The Statesville project includes a 36,000-sq. ft. extension of its existing 200,000-sq.-ft. manufacturing facility, the addition of four new rail spurs, and the construction of a new 800,000-square-foot distribution and fleet transportation center. The upgrades will add millions of gallons of annual manufacturing capacity to help the company meet increasing demand for its architectural paint and coatings products.
“The planned investment at our Statesville facility supports meeting the expanding needs of our customers in the region,” said John G. Morikis, Sherwin-Williams chairman, president, and Chief Executive Officer. “We want to thank all of the public entities involved in working with us to achieve our combined goals that drive economic development, add good-paying jobs and support the surrounding community.”
The North Carolina Department of Commerce led the state’s support for the company during its site evaluation and decision-making process.

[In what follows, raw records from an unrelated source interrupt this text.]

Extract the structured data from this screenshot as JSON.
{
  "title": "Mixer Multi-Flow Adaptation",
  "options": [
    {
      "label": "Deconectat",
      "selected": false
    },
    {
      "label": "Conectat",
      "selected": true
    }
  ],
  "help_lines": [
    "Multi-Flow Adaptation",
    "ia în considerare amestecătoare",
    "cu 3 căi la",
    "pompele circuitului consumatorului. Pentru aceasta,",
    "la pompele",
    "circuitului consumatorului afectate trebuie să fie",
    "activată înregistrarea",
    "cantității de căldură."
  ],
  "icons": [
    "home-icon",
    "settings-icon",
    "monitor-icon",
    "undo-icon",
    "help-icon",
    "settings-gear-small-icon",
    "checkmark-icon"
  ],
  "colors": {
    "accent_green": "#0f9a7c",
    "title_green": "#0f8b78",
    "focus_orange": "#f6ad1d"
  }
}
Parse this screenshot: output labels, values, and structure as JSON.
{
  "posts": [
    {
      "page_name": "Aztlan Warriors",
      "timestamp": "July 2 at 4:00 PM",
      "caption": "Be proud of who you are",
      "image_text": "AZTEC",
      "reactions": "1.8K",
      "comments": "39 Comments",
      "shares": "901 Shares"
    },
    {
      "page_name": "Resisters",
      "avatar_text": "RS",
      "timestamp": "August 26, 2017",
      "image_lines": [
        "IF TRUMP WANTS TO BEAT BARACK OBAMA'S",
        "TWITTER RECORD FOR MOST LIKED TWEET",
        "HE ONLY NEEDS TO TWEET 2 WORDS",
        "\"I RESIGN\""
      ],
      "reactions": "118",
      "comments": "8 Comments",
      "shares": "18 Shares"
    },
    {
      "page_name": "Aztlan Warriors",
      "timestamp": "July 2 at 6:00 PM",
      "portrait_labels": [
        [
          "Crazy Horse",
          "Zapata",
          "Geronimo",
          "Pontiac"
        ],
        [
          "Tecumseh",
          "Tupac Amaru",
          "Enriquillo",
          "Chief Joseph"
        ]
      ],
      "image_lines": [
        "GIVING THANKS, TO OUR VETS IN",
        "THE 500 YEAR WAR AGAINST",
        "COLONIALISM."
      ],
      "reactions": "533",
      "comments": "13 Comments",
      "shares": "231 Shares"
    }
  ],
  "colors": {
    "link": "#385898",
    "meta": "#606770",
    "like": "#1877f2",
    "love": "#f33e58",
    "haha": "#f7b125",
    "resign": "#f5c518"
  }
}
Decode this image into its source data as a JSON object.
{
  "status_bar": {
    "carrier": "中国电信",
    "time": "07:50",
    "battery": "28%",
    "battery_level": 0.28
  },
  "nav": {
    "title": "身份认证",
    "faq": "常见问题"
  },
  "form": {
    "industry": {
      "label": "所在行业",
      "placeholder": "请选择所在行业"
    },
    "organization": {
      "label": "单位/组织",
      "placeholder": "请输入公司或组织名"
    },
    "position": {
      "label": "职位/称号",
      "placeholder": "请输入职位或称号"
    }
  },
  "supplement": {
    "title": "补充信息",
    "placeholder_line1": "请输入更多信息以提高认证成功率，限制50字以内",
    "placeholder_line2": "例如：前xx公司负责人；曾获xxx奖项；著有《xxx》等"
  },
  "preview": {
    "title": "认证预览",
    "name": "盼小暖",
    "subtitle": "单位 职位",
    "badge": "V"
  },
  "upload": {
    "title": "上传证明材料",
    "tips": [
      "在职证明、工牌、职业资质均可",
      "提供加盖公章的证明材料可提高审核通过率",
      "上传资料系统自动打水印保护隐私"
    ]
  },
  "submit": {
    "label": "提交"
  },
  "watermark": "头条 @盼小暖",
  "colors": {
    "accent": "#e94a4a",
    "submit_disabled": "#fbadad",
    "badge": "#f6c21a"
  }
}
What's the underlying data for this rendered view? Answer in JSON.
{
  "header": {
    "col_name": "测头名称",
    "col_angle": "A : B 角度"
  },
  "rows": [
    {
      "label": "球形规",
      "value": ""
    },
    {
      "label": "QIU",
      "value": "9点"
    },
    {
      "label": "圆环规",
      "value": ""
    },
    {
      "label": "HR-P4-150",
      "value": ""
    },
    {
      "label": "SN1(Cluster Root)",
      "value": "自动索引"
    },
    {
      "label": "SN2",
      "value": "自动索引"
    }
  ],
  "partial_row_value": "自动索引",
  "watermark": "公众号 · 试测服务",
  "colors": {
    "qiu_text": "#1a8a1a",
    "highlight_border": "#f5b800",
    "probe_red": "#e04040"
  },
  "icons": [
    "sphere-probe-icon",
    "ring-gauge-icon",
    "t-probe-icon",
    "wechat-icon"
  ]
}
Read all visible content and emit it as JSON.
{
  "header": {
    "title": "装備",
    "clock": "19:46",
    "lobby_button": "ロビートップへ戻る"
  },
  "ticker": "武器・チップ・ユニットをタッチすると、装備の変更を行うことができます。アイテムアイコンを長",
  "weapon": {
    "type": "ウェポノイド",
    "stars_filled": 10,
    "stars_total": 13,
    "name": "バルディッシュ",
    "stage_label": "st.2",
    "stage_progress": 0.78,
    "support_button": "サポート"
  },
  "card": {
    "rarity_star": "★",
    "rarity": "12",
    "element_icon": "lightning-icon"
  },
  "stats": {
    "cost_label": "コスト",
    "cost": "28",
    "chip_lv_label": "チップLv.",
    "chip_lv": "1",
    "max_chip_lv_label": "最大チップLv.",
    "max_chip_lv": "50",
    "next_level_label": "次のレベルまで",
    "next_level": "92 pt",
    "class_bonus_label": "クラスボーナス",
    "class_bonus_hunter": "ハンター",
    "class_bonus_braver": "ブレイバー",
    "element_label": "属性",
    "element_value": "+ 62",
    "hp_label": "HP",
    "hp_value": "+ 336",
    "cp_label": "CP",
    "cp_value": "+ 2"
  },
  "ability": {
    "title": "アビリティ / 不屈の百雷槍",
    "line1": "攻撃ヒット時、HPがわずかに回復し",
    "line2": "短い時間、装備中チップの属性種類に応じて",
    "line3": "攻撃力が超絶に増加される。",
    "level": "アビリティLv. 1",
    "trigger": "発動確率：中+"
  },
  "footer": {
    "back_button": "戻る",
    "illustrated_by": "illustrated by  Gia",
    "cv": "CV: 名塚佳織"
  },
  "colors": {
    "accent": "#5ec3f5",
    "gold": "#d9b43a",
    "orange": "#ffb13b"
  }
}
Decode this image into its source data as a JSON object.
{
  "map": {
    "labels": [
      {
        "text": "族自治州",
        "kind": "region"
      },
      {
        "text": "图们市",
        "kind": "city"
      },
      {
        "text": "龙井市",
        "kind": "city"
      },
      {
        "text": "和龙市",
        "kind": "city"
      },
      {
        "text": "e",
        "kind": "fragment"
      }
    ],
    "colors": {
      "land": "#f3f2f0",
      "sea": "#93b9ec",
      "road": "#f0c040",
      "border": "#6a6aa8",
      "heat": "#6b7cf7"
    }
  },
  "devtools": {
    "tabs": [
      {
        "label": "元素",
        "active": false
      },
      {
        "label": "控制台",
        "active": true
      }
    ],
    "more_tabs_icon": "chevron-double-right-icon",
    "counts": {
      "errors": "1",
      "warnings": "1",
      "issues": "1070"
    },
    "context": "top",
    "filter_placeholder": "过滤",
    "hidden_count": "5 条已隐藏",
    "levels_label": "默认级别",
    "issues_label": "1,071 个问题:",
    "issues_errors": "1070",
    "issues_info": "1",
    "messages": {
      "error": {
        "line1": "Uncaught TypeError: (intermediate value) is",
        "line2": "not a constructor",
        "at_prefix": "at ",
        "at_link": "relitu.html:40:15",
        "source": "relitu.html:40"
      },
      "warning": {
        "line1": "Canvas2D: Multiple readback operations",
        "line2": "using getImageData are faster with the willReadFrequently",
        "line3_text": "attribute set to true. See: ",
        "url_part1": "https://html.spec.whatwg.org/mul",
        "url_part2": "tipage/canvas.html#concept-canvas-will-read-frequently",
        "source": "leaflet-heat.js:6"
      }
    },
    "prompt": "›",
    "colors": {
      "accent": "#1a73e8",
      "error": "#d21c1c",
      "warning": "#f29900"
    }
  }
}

The Sherwin-Williams project in North Carolina will be facilitated, in part, by a Job Development Investment Grant (JDIG) approved by the state’s Economic Investment Committee. Over the course of the 12-year term of this grant, the project is estimated to grow the state’s economy by $1.1 billion.
Using a formula that takes into account the new tax revenues generated by the new jobs, the JDIG agreement authorizes the potential reimbursement to the company of up to $2,723,250, spread over 12 years. State payments only occur following performance verification by the departments of Commerce and Revenue that the company has met its incremental job creation and investment targets. JDIG projects result in positive net tax revenue to the state treasury, even after taking into consideration the grant’s reimbursement payments to a given company.
Because Sherwin-Williams chose a site in Iredell County, classified by the state’s economic tier system as Tier 3, the company’s JDIG agreement also calls for moving $907,750 into the state’s Industrial Development Fund – Utility Account. The Utility Account helps rural communities across the state finance necessary infrastructure upgrades to attract future business.